Now here’s the crux: If you need to run a function over a set of values, you can either pass in a vector of these values through the R function to the compiled code (math example 1), or you could call the R function repeatedly for each value separately (math example 2). If you do the latter, R has to do stuff (figuring out the above bullet points and translating the codeeach time, repeatedly. However, if you call the function with a vector instead, this figuring out part only happens once. For instance, R vectors are constricted to a single data type (e.g., numeric, character) and when you use a vector instead of seperate values, R only needs to determine the input data type once, which saves time. In short, there’s no advantage to NOT organizing your data as vector.

## For-loops and functional programming (*ply)

One example of how new R programmers frequently waste computing time is via memory allocation. Take the below for loop, for instance:

iterations = 10000000

system.time({
j = c()
for(i in 1:iterations){
j[i] <- i
}
})
##    user  system elapsed
##    3.71    0.23    3.94

Here, vector j starts out with length 1, but for each iteration in the for loop, R has to re-size the vector and re-allocate memory. Recursively, R has to find the vector in its memory, create a new vector that will fit more data, copy the old data over, insert the new data, and erase the old vector. This process gets very slow as vectors get big. Nevertheless, it is often how programmers store the results of their iterative processes. Tremendous computing power can be saved by pre-allocating vectors to fit all the values beforehand, so that R does not have to do unnecessary actions:

system.time({
j = rep(NA, iterations)
for(i in 1:iterations){
j[i] <- i
}
})
##    user  system elapsed
##    0.88    0.01    0.89

More advanced R users tend to further optimize via functionals. This family of functions takes in vectors (or matrices, or lists) of values and applies other functions to each. Examples are apply or plyr::*ply functions, which speed up R code mainly because the for loops they have inside them automatically do things like pre-allocating vector size. Functionals additionally prevent side effects: unwanted changes to your working environment, such as the remaining i after for(i in 1:10). Although this does not necessarily improve computing time, it is regarded best practice due to preventing consequent coding errors.

## Conclusions

There are cases when you should use for loops. For example, the performance penalty for using a for loop instead a vector will be small if the number of iterations is relatively small, and the functions called inside your for loop are slow. Here, looping and overhead from function calls make up a small fraction of your computational time and for loops may be more intuitive or easier to read for you. Additionally, there are cases where for loops make more sense than vectorized functions: (1) when the functions you seek to apply don’t take vector arguments and (2) when each iteration is dependent on the results of previous iterations.

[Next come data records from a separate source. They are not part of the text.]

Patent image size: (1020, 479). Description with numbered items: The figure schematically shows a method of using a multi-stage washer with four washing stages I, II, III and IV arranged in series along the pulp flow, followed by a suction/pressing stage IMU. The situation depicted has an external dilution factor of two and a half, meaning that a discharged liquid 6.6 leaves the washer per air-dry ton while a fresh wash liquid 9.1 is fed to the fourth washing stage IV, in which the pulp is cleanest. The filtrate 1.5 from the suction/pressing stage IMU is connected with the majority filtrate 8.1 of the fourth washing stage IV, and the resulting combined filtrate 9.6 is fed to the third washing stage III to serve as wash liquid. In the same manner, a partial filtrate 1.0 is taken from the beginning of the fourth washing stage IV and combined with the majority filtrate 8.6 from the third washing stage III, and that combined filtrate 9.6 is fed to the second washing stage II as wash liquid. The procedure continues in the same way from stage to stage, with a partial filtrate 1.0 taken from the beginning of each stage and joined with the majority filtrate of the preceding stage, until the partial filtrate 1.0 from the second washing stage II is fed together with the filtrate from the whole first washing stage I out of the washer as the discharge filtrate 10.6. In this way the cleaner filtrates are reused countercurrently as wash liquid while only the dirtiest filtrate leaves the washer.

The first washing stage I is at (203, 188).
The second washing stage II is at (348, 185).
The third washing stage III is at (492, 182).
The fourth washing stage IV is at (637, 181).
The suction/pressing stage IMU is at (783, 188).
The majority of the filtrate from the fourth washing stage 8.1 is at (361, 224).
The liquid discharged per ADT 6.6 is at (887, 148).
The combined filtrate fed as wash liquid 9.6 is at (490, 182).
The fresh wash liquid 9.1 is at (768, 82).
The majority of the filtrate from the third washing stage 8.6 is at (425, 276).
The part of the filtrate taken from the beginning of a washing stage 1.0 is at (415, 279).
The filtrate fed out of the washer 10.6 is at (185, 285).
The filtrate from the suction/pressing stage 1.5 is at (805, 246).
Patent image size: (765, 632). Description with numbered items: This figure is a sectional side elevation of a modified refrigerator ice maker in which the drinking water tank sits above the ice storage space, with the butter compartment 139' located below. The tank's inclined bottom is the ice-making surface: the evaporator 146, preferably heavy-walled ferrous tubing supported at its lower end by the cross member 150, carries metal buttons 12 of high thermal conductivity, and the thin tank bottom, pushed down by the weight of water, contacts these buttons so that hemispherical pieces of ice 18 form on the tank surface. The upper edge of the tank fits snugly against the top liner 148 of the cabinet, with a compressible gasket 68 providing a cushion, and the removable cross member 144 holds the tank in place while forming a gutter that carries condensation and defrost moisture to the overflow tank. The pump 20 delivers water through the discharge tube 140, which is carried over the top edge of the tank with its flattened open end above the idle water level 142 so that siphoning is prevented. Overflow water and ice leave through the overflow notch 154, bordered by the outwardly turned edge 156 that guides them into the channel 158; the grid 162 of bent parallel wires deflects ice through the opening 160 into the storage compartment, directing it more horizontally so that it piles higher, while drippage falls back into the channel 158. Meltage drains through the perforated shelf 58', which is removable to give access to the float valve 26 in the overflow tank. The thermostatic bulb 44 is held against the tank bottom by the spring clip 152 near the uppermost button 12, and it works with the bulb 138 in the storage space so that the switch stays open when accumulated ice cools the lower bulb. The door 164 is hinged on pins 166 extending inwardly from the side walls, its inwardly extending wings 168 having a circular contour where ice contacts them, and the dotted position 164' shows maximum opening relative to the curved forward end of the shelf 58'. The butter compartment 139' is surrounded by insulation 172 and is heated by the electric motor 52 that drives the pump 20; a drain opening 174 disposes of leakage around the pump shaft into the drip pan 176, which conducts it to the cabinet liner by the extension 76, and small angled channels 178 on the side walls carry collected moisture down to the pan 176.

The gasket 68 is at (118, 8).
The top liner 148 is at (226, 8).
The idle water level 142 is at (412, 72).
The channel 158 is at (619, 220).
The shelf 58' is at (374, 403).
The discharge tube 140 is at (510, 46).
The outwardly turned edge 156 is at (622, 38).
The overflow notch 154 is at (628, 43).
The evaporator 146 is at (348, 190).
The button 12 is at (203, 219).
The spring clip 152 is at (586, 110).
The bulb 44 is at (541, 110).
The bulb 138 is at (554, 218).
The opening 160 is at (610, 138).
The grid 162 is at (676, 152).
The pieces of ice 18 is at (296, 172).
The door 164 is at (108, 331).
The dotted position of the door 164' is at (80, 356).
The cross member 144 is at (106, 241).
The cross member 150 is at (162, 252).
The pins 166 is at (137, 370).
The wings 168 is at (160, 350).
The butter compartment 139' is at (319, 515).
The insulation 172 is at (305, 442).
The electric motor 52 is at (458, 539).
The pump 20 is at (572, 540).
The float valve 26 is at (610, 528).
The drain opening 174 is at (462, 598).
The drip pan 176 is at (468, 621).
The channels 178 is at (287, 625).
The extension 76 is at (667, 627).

Another general rule: fast R code is short. If you can express what you want to do in R in a line or two, with just a few function calls that are actually calling compiled code, it’ll be more efficient than if you write long program, with the added overhead of many function calls.

Finally, there is a saying that “premature optimization is the root of all evil”. What this means is that you should not re-write your R code unless the computing time you are going to save is worth the time invested. Nevertheless, if you understand how vectorization and functional programming work, you will be able to write more faster, safer, and more transparent (short & simple) programs.